My commitment to serving others has continued into other aspects of my life as well. During my first two years of undergraduate study I was a member of Alpha Phi Omega, a national service fraternity. While a member, I accumulated over 20 hours of service work per semester and had the opportunity to work in a number of different positions within the program. After my initiation I served one semester as the coordinator between our service program and the local Boy Scouts. I also spent a semester serving as VP of Service whose responsibility is to plan, organize, and execute all of the service events. Lastly, this December, I became a member of Alpha Beta Nu, our school's Engineering Honor Society after meeting the required number of service hours. This coming semester will be our first as a chapter and I'm looking forward to serving in a leadership position.
Besides community service, I have gained a great deal of experience from working at Penn State Erie and the three internships I've spent with FirstEnergy. At Penn State Erie, I was a grader for both Thermodynamics and Fluid Dynamics for the Spring 2008 semester. In Fall 2008 I continued to grade for Fluid Dynamics and also taught Thermodynamics labs for the Mechanical Engineering Technology program. These experiences have helped me to see the faculty side of the Engineering program and have given me teaching experience that will be beneficial as I pursue my Masters and Doctorate. My internships at FirstEnergy included one summer working at various combustion turbine and hydro power plants and two summers of working at a coal power plant doing entry-level engineering work. I had the opportunity to work on a number of projects including setting up a system for indentifying leaks into a water storage reservoir by measuring the local water table and evaluating new technology for increasing the efficiency of the air heaters used to increase the overall efficiency of the power plant. The diversity of my work experiences has given me a deeper understanding of the different aspects of Engineering.

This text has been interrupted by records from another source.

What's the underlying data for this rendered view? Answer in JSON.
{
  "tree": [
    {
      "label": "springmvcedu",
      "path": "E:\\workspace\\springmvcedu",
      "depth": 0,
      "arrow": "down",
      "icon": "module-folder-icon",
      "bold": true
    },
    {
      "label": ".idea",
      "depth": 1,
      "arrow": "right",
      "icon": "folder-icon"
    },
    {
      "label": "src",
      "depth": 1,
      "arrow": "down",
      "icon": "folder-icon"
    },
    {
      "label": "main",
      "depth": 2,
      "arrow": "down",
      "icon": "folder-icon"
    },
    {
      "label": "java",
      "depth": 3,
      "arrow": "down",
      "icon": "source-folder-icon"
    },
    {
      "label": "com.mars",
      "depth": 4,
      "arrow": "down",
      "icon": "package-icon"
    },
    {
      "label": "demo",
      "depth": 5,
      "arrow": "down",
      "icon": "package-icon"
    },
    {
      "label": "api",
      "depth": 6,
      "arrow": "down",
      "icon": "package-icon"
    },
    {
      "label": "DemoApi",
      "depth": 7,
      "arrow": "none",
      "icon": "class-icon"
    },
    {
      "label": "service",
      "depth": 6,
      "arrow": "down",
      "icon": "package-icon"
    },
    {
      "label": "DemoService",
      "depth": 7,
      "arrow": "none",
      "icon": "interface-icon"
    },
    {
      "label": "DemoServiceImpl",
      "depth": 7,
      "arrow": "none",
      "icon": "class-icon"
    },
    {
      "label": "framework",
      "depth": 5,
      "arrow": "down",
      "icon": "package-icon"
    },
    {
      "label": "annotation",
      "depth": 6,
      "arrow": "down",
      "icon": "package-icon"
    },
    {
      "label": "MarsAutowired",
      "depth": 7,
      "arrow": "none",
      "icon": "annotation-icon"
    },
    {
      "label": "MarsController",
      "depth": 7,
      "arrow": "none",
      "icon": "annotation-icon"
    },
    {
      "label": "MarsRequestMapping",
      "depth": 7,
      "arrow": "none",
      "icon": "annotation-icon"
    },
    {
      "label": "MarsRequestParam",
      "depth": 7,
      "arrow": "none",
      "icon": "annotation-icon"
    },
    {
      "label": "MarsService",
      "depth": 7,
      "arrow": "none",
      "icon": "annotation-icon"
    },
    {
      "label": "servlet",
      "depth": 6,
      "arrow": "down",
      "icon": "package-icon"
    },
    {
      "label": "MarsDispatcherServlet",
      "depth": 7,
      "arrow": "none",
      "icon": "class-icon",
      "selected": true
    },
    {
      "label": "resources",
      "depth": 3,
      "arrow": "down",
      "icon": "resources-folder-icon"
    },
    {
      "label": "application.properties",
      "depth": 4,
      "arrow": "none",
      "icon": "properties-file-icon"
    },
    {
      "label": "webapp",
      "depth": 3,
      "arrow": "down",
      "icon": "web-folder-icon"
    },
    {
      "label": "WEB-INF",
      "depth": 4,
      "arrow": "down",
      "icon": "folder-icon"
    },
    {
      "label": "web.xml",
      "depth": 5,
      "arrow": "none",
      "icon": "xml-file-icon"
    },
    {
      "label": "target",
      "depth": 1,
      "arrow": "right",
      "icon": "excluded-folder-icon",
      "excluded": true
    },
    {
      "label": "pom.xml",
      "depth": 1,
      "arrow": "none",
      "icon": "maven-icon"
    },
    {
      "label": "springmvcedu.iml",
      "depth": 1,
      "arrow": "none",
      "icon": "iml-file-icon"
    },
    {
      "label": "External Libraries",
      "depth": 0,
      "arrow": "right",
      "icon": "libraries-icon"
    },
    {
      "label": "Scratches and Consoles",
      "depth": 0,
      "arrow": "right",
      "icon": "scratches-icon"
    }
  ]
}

I'm confident that, if admitted to the Department of Mechanical Engineering at the University of Maryland, I will be successful academically and can greatly contribute to the all three of the research labs that I'm interested in. I work hard in everything that I do and strive for continuing improvement. My positive experiences in not only academics but also in my extracurricular activities coupled with the experience that I will gain from my undergraduate research will make me an asset to both the Department of Mechanical Engineering and the school as a whole. Thank you for taking the time to read my application and I look forward to attending the University of Maryland as a graduate student in Fall 2009.